Eski dergicilere “Dergi çıkaran kişiler dergisiz kalınca ne yapar? Dergisiz kalmak bir boşluk oluşturur mu? Kendi dergisinde yazmakla başka dergilerde yazmanın farkları nelerdir, nasıl bir duygudur?” diye soran dunyabizim.com sitesinin yaptığı soruşturmaya şair ve yazarlardan ilginç cevaplar geldi. Güneysu, Kırağı ve Ardıç dergilerinin mutfağında bulunan Tayyip Atmaca, Rûzigâr ve Sühan dergilerinin mutfağında bulunan Hüseyin Kaya ile Kardelen ve Düş Çınarı dergilerinin mutfağında bulunan Nurettin Durman dergiciliğin bir tür bağımlılık ve tiryakilik olduğu konusunda hemfikir. Tayyip Atmaca’ya göre “Dergiler de İnsanlar gibi doğar, yaşar, büyür ve sonunda ömürlerini tamamlarlar.” Atmaca, “Önemli olan ömrün hitam bulduğu zamanın farkına varmaktır.

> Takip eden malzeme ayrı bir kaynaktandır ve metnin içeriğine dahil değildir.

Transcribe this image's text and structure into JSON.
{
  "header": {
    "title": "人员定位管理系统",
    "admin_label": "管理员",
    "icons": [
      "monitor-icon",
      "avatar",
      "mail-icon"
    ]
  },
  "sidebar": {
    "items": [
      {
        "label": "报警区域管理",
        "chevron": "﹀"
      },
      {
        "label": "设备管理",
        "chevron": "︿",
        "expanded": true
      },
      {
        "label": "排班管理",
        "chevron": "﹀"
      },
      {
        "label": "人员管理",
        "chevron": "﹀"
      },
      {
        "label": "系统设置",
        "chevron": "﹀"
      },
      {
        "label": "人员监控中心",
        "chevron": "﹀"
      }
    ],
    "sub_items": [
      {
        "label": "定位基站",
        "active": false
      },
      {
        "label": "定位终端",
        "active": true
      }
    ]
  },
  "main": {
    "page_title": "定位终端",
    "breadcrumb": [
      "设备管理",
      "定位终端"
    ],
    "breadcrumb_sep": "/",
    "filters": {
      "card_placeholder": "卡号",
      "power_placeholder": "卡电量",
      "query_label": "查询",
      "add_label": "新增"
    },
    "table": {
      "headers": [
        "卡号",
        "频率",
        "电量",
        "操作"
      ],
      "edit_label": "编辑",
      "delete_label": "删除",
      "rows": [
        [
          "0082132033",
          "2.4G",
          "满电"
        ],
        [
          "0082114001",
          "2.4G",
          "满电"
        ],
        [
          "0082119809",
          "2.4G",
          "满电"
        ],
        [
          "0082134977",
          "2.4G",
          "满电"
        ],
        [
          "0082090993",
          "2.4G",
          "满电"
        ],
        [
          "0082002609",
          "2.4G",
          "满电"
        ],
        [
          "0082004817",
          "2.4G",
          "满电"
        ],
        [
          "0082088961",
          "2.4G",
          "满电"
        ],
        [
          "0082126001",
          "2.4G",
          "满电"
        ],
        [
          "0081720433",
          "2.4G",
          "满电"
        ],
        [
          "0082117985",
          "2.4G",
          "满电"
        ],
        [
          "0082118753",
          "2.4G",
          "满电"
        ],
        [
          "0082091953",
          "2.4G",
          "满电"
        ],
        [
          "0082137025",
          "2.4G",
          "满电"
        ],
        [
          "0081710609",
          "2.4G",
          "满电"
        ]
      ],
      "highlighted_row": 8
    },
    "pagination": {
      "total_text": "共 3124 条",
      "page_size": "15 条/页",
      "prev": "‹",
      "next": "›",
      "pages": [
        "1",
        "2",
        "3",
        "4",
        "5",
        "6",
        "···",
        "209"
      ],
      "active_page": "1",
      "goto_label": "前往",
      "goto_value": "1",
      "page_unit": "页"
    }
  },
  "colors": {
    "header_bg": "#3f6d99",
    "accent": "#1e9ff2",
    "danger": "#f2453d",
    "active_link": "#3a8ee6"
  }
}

Eğer bir ya da birkaç dergi ile gönül bağınız varsa -ya da kendinizi o dergide misafir olarak görmüyorsanız- bu dergilerin kapanması ile birlikte siz de içinize kapanıyorsunuz. Bazı dergilerde yazsanız da kendinizi orada misafir olarak görürsünüz. Gönül bağınızın olduğu dergide yazmak insana heyecan veriyor” diye konuşuyor.

Ölenle ölünmez rahat ol!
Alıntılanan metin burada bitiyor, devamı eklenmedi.